I’ll be the first to tell you that I am a lover of all things dark chocolate (the darker, the better!), but white chocolate and I have our own little love affair. The two are so different from one another, it isn’t really fare to compare them, or choose just one or the other. They are almost yin and yang to each other. One dark and bitter, one light and sweet. Both rich, smooth, and melting.
Whether you love it or hate it, though, there is one thing white chocolate has above dark. And that is this: it can be turned into caramel.
I first learned about caramelizing white chocolate when David Lebovitz shared the technique way back in 2009. I immediately added it to my list of must-make things, but have only now gotten around to trying it. Procrastination is apparently my forte, as this post was supposed to be published a couple days ago, now. Better late than never, right?
The idea here is really quite simple. At its base, white chocolate is little more than milk, cocoa butter, sugar, and vanilla. When exposed to heat, the sugar caramelizes, transforming our plain white chocolate into a flowing pool of sweet, molten caramel.
The technique was first created at the Ecole de Grande Chocolat, Valrhona’s French school of chocolate arts. Thank goodness the people of Valrhona were kind enough to share it with the rest of the world, because this stuff really is a gem. A sweet and decadent caramel, which acts exactly like chocolate — solid at room temperature, easily melted, and able to be turned into most anything regular chocolate can. Even if you aren’t a fan of white chocolate, I urge you to give this a try.
Making a batch of this luscious stuff is simple. All you need is some good quality white chocolate — the higher the cocoa butter content, the better. According to the FDA, white chocolate must contain a minimum of 20% cocoa butter to be called “chocolate.” Beware of the stuff labeled “white morsels” or “white chips,” as these are not real white chocolate. If your chocolate has a low cocoa butter content, it may develop a grainy texture, or not taste as good. I suggest looking for something with at least 30% cocoa butter for this.
I used Guittard white chocolate wafers, here. Of course, Valrhona is another obvious choice. Or, if you find your only options are those available in the candy aisle, I’ve found Green & Black’s white chocolate bar to be one of the better ones on the market, and should work just fine. Whatever you use, be sure to check the cocoa butter content — it may be hidden in the fine print, but it should be there.

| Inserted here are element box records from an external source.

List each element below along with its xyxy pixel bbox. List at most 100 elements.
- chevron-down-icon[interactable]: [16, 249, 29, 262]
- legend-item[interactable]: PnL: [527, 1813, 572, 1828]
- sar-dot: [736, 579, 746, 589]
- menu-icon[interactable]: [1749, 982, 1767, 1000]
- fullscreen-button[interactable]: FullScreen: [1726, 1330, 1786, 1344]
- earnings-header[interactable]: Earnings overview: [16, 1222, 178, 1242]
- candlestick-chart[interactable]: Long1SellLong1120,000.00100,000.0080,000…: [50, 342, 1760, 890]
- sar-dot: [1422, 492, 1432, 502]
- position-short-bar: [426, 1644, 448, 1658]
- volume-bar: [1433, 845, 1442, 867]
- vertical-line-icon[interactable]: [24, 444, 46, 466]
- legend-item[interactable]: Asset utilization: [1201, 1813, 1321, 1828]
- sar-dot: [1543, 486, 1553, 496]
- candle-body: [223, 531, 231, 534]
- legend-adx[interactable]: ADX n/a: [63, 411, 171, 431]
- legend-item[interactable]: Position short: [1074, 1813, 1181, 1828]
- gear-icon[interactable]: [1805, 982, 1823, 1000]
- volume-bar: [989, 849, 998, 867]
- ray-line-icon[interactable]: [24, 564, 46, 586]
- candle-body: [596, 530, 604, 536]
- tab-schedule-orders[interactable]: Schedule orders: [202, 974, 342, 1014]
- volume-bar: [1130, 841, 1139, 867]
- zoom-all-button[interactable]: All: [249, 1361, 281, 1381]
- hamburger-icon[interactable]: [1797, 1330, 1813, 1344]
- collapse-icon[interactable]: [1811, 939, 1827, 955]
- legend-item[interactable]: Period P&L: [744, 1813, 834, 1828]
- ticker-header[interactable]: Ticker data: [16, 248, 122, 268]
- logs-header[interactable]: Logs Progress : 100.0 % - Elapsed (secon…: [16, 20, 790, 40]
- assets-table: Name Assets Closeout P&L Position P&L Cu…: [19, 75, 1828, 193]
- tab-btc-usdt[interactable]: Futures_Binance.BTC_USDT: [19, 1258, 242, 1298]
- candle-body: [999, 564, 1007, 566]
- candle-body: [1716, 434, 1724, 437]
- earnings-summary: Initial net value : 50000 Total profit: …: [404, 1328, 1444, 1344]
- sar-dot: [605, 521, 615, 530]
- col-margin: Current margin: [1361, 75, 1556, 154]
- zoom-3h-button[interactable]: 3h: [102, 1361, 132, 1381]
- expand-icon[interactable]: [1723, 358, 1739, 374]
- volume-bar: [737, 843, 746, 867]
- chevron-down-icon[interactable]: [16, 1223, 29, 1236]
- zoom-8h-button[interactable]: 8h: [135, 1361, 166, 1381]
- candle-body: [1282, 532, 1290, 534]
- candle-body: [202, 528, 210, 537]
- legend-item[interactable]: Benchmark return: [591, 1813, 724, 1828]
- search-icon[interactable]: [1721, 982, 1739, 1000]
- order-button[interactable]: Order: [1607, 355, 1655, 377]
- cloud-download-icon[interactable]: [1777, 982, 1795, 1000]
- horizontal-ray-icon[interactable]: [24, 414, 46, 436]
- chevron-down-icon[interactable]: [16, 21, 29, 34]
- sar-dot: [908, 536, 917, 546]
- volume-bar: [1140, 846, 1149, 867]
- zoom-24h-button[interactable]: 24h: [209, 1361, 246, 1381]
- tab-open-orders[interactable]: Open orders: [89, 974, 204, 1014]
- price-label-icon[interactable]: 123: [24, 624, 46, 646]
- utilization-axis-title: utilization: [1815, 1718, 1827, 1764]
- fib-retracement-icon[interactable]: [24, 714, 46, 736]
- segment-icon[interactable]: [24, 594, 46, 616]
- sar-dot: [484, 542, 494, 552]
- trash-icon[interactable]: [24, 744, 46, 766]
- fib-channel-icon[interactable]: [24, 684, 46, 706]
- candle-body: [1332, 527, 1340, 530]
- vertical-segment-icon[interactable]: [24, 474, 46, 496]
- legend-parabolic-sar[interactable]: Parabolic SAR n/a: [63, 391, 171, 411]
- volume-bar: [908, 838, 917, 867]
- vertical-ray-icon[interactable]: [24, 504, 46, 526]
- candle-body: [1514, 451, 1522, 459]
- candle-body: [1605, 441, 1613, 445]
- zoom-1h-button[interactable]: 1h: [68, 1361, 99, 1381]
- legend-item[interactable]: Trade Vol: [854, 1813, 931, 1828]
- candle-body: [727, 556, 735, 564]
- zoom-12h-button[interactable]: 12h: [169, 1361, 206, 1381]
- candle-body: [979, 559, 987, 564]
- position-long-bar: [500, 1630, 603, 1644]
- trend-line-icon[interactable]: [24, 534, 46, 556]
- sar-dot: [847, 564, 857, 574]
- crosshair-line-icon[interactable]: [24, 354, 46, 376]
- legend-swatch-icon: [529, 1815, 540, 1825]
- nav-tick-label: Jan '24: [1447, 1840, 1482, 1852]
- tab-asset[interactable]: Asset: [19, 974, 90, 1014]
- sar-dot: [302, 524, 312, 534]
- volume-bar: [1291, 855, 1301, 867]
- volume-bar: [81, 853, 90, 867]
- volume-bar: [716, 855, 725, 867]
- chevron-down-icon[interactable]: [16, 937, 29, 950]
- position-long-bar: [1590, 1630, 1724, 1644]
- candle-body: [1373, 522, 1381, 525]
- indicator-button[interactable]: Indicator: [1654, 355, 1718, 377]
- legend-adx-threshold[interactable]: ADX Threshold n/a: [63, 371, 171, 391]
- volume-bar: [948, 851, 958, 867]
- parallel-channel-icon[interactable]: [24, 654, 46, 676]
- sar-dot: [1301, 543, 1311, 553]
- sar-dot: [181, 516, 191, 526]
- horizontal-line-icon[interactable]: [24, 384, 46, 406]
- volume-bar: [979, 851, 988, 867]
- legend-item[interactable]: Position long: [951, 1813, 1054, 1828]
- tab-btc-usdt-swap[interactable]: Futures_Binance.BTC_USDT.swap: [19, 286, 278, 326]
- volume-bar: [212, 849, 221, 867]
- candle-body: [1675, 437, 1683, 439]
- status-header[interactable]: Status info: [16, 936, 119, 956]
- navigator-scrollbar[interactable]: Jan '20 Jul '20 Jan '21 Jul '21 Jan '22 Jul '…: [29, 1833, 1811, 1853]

So, funny story… I ordered a pound of white chocolate to play around with, and two kilograms showed up at my front door. Now, I’m tempted to turn it all into caramel and just eat it by the spoonful until I go into a sugar-coma, but there’s a small part of me that says that probably isn’t a good idea. So instead I’m going to ask you guys for help. What are some of your favorite uses for white chocolate? Let me know in the comments, and I’ll try to take one of your suggestions and turn it into a blog post in the (not too distant) future.
Now, where were we?
Start by preheating your oven to 250 degrees F. If your chocolate is in discs, wafers, or chips, dump them onto a rimmed baking sheet. If your chocolate is in a block or a bar, roughly chop it and then dump onto a baking sheet. Place the pan on the middle rack of your oven, and set a timer for ten minutes. When the time is up, give the chocolate a stir, and return it to the oven, setting your timer for another ten minutes.
Repeat the process, making sure to scrape the chocolate from the pan and stir until smooth each time. It may be tempting to stick your finger in there and give it a taste, but keep in mind that chocolate is a molten pool of burning, not safe for fingers, tongues, or other extremities. You’ve been warned.
The chocolate may appear dry and crumbly at times, but don’t worry, this is normal. Just keep stirring and it will become smooth and creamy again right before your eyes. The only difference in the two photos above is about 40 seconds of moderate stirring. Crazy, right?